C’en est fini du service militaire obligatoire au Maroc. Sa Majesté Mohammed VI en a ainsi décidé, jeudi dernier, par décret. Le ministre de la Communication, qui a annoncé la nouvelle, a indiqué que « cette décision n’a aucun rapport avec les évènements que connaît le Maroc », faisant référence au démantèlement, en juillet dernier, d’un réseau terroriste impliquant des militaires, des gendarmes et un officier de la Sûreté nationale.
Le service civil marocain n’est plus, lui qui n’était déjà pas beaucoup. Jeudi dernier, le Conseil de gouvernement a adopté un décret-loi émis par Sa Majesté Mohammed VI, chef suprême et chef d’Etat major général des Forces armées royales (Far), mettant fin à la conscription avec « effet immédiat ». Mais la décision n’aura que peu de conséquences sur la vie des citoyens marocains, tant le service militaire n’était pas appliqué de façon stricte, officiellement pour des raisons d’ordre budgétaire.
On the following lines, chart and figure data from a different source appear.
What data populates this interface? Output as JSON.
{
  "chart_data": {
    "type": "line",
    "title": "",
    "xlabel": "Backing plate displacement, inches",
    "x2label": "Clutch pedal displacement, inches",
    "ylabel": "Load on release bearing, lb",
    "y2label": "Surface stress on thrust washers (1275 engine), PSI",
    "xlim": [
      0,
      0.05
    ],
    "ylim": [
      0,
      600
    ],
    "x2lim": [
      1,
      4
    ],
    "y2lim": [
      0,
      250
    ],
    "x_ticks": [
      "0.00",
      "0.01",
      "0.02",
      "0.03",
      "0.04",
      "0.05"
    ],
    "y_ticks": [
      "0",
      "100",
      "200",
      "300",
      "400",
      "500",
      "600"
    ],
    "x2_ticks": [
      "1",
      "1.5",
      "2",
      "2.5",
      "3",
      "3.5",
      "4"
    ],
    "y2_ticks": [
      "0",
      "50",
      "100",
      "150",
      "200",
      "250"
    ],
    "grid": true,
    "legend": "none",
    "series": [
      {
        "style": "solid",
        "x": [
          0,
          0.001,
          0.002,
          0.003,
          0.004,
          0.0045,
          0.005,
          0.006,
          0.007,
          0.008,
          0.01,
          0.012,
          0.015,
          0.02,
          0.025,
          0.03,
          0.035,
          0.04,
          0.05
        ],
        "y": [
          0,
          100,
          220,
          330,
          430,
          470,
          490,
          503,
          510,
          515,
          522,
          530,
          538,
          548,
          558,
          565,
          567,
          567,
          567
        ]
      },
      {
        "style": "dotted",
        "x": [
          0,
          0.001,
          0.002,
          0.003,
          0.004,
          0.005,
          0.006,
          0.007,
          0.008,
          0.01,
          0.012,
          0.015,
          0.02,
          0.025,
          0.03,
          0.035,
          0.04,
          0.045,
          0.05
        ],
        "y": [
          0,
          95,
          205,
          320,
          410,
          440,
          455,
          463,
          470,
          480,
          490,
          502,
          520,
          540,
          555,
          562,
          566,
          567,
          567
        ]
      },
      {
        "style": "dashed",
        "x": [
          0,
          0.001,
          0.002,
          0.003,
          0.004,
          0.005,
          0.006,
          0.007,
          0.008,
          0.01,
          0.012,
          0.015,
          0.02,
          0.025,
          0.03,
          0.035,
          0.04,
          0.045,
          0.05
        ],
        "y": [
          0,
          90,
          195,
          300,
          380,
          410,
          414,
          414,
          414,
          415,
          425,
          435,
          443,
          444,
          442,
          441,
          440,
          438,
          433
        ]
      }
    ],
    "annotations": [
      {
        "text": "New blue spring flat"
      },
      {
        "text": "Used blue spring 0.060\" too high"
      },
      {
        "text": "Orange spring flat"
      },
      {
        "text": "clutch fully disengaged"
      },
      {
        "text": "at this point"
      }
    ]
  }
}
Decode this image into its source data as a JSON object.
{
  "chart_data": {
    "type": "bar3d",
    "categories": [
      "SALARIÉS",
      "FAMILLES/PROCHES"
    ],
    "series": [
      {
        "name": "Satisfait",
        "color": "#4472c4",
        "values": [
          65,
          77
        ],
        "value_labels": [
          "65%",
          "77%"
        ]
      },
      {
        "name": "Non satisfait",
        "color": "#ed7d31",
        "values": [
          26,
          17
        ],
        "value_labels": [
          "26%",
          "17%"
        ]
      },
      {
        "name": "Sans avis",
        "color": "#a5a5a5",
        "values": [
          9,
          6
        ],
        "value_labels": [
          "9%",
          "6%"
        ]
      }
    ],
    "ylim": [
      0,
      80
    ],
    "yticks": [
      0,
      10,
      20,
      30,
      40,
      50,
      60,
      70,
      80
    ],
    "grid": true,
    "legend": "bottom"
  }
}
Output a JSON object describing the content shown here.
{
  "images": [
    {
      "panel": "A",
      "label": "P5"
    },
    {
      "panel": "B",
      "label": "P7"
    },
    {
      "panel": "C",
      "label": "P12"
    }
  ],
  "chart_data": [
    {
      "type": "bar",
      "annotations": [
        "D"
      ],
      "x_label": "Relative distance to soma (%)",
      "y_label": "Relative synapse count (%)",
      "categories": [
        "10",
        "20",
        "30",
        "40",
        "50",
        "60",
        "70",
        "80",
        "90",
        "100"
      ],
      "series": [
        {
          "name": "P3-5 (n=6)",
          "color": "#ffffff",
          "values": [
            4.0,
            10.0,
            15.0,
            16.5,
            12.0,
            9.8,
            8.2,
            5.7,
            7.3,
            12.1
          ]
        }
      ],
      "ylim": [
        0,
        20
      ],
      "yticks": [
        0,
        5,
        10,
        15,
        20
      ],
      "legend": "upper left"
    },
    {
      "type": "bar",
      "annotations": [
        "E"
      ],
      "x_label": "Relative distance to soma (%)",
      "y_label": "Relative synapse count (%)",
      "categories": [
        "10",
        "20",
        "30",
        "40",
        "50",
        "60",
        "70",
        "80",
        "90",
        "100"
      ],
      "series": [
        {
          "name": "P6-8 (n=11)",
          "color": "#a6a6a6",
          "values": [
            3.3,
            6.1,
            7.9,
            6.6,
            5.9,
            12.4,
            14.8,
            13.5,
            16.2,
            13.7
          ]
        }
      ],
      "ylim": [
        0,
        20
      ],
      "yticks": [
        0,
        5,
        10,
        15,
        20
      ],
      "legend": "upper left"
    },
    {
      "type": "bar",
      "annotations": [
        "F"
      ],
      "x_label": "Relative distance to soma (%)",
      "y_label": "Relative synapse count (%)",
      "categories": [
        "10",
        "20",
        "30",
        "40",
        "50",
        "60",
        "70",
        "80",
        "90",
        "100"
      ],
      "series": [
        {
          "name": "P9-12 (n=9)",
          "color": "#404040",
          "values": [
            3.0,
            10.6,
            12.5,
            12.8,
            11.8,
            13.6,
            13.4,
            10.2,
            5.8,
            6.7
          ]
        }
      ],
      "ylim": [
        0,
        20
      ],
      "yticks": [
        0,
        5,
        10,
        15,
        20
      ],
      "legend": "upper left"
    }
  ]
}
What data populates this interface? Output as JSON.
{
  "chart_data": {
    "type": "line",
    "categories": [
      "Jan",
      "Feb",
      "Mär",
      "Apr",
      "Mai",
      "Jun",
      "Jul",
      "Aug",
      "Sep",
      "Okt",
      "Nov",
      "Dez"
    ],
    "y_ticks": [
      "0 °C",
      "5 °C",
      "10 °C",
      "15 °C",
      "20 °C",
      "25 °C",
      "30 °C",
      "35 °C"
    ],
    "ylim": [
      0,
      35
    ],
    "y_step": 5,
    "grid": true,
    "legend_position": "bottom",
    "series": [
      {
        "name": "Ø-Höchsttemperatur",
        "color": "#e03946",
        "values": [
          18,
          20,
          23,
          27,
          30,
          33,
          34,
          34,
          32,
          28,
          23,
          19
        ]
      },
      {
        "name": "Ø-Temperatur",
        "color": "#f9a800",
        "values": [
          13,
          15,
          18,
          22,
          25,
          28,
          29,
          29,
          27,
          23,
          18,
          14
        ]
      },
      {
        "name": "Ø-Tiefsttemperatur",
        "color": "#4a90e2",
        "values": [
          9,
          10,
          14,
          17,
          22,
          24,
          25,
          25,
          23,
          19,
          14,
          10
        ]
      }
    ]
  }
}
Une loi votée en 1999 par le gouvernement Youssoufi rappelait son caractère obligatoire pour les hommes, et volontaire pour les femmes, de même que l’impossibilité pour une personne incorporable de travailler, dans le secteur public ou privé, sans avoir accompli son devoir. Pour la rendre moins contraignante, la loi faisait passer la durée d’incorporation de 18 à 12 mois. Néanmoins, même après cette date, le défaut de carte militaire est resté beaucoup moins invalidant au Maroc que chez le voisin algérien.
« Dans tout mon entourage, parmi mes frères, mes amis, je n’ai jamais vu personne passer son service, assure Ibrahim. Certains travaillent dans l’administration, ils sont recensés, mais ne l’ont jamais fait. Quand il y a des tensions, notamment avec l’Algérie, l’armée réquisitionne littéralement. Mais sinon, il s’agit essentiellement de personnes attirées par l’armée qui font leur conscription », explique le jeune Marocain âgé de 28 ans et qui apprend même l’existence d’un service obligatoire dans son pays. Seules les personnes âgées de plus de 20 ans, contre 19 avant 1999, et disposant au minimum du 2ème cycle de l’enseignement secondaire, étaient en théorie incorporables. Etaient exemptés de service les soutiens de famille, les personnes jugées « inaptes » et celles ayant des antécédents judiciaires. Quant aux citoyens convoqués hostiles à leur incorporation, ils risquaient une amende de 1 200 dirhams (environ 108 euros) et une peine de prison pouvant aller de 8 jours à un mois ferme.
La lutte anti-terroriste en cause ?
Ce qui étonne aujourd’hui les Marocains est que le ministère de l’Intérieur avait annoncé en mars dernier, en grande pompe, le démarrage de l’opération de recensement des personnes assujetties au service militaire pour l’année 2007. L’Administration de la défense nationale (ADM), qui convoque les réservistes par le biais de la Gendarmerie nationale, selon ses besoins, avait arrêté un contingent de 5 420 appelés pour l’année 2006. Depuis jeudi, seuls les conscrits qui effectuent actuellement leur service militaire resteront soumis à la législation en vigueur.
Le ministre de la Communication et porte-parole du gouvernement, Nabil Benabdellah, s’est empressé jeudi de préciser que « cette décision n’a aucun rapport avec les évènements que connaît le Maroc ». La semaine passée, le ministre de l’Intérieur, Chakib Benmoussa, a annoncé le démantèlement en juillet d’un réseau terroriste qui « comptait annoncer le jihad dans les montagnes du nord marocain, attaquer des cibles sensibles, des intérêts étrangers et des personnalités marocaines (…) Les terroristes présumés arrêtés sont actuellement 52, dont cinq militaires, trois gendarmes et un officier de la Direction générale de la Sûreté nationale », avait-il précisé. Depuis, quatre femmes en fuite ont été arrêtées, dont deux étaient les épouses de pilotes de la compagnie aérienne nationale Royal Air Maroc.
Joint par téléphone, l’Etat major des Far n’a pas souhaité répondre aux questions d’Afrik.com, notamment sur le mode de recrutement qui va désormais être privilégié.